Celltrion said in a statement that the deal would allow the company to mature as a comprehensive global pharmaceutical company as it adds a lineup of powerful small molecule products. Compared to biological drugs that are complex and generally made in genetically engineered cells, traditional small molecule drugs can enter cells easily because it has a low molecular weight.
While speeding up the development of insulin biosimilars, Celltrion aims to position itself as a stable supplier of high-quality original drugs, citing high demands for treatments for chronic diseases such as diabetes, hypertension and hyperlipidemia.
Celltrion said in a statement that it has agreed to acquire Takeda's primary care businesses in the Asia Pacific region and secure rights for patent, trademark, approval and sales of 18 prescription and over-the-counter (OTC) brands available in South Korea, Thailand, Taiwan, Hong Kong, Macau, the Philippines, Singapore, Malaysia and Australia.
The acquired product portfolio includes new drugs for diabetes such as Nesina and Actos, Edarbi for hypertension and OTC drugs such as Whituben for cold remedy and Albothyl for stomatitis. Nesina and Edarbi are protected through product patents until 2026 and 2027, respectively.
Celltrion said it would utilize the new drug pipeline to complete its portfolio for diabetes and hypertension treatments. "By acquiring the rights for a selection of Takeda’s products in the Asia Pacific, Celltrion will be able to localize essential drugs for diabetes and hypertension, for which many local patients had to depend on imported drugs," CEO Kee Woo-sung was quoted as saying.
"Celltrion will take a big step to become a comprehensive global biopharmaceutical company,” Kee said.

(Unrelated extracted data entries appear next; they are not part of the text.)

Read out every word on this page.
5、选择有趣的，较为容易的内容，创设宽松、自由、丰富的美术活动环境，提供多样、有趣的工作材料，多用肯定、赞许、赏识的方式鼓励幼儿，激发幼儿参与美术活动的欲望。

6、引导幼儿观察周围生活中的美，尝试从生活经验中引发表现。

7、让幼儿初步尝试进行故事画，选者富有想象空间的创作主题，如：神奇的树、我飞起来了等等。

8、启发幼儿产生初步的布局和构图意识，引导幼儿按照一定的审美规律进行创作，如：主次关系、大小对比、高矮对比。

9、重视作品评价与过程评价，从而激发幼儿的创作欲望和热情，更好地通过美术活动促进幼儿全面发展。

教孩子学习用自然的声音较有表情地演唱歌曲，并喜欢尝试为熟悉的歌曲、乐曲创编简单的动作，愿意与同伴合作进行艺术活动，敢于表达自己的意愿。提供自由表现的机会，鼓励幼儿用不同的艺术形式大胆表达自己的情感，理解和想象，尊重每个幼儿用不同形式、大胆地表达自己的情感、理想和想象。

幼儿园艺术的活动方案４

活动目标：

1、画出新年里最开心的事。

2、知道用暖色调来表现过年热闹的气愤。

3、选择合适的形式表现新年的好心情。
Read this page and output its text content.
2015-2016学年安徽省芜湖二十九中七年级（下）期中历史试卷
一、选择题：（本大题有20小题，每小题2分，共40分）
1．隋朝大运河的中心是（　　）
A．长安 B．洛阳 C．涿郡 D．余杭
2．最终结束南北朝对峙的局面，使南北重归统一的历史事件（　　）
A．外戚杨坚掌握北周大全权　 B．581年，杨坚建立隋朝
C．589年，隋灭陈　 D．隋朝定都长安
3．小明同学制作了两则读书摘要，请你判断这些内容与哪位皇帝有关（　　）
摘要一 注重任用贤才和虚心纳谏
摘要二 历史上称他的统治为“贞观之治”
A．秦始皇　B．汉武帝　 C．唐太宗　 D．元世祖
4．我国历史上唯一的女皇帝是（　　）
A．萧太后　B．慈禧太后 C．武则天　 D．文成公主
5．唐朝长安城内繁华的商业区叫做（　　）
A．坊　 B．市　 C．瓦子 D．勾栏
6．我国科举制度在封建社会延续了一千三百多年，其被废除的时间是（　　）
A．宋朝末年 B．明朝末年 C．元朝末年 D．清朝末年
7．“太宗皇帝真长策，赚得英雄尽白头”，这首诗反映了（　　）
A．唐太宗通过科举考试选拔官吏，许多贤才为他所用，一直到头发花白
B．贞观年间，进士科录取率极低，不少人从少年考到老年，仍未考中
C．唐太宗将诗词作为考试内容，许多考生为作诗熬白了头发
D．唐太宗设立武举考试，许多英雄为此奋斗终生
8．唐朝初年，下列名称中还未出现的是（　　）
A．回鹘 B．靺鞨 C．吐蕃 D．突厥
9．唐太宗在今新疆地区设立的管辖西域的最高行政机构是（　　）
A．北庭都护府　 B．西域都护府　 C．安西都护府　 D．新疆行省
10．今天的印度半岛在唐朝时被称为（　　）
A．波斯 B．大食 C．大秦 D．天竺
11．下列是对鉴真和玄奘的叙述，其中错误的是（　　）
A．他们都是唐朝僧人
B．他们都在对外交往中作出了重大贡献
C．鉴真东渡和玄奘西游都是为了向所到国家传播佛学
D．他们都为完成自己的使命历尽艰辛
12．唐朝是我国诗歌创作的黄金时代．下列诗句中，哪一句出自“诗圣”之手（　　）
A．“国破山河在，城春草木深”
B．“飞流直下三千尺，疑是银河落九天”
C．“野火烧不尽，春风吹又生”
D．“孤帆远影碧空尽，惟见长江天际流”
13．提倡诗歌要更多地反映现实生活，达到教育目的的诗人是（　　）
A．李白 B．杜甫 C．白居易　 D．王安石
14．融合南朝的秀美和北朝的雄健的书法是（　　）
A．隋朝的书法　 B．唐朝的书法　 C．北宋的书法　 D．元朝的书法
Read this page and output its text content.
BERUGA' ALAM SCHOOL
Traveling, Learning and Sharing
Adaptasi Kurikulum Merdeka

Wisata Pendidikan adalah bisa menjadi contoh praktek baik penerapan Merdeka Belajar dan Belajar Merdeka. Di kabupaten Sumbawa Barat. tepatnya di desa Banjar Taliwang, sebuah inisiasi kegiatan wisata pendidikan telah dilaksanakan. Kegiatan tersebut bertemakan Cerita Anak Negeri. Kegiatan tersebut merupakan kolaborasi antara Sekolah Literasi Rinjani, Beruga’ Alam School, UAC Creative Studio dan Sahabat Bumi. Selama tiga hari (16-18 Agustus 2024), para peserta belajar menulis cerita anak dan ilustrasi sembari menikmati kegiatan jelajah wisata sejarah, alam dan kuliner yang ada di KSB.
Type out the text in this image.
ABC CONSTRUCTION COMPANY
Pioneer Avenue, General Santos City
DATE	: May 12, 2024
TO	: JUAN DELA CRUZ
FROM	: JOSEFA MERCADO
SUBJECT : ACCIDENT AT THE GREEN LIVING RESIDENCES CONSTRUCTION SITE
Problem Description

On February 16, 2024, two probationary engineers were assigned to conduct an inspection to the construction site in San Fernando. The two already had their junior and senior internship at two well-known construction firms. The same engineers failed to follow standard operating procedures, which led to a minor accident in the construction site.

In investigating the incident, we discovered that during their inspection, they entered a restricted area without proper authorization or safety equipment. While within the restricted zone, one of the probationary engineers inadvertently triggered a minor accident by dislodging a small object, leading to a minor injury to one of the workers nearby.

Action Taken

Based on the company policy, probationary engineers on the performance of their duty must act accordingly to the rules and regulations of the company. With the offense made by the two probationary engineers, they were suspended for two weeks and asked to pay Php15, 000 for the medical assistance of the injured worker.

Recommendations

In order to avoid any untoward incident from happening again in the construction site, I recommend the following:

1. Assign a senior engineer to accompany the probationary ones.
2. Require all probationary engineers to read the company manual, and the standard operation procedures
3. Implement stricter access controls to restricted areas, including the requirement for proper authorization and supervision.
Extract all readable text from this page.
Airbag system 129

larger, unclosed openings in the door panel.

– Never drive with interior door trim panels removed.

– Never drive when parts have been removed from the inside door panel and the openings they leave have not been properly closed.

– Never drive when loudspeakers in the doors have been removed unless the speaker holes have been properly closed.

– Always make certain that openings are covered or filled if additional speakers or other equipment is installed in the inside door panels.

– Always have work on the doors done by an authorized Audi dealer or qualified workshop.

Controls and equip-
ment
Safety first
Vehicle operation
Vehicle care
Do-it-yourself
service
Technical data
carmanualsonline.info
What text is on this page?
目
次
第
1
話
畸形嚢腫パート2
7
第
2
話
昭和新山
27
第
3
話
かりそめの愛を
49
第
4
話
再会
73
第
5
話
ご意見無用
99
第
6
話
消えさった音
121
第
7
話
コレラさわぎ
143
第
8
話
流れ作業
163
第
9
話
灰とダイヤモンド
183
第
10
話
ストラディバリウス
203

Celltrion has been selected for a state project to develop a pen-type insulin biosimilar. An insulin pen is used to inject insulin for the treatment of diabetes. The company is also involved in a project to develop the antibody treatment of patients infected with a new coronavirus.
Celltrion's biosimilars include Herzuma, based on Herceptin developed by Genentech, a subsidiary of Swiss pharmaceutical giant Roche. Truxima, the first biosimilar to Rituxan (rituximab), treats patients with non-Hodgkin's lymphoma, chronic lymphocytic leukemia and rheumatoid arthritis. Remsima is a copy of Janssen Biotech's Remicade treating rheumatoid arthritis and Crohn's disease.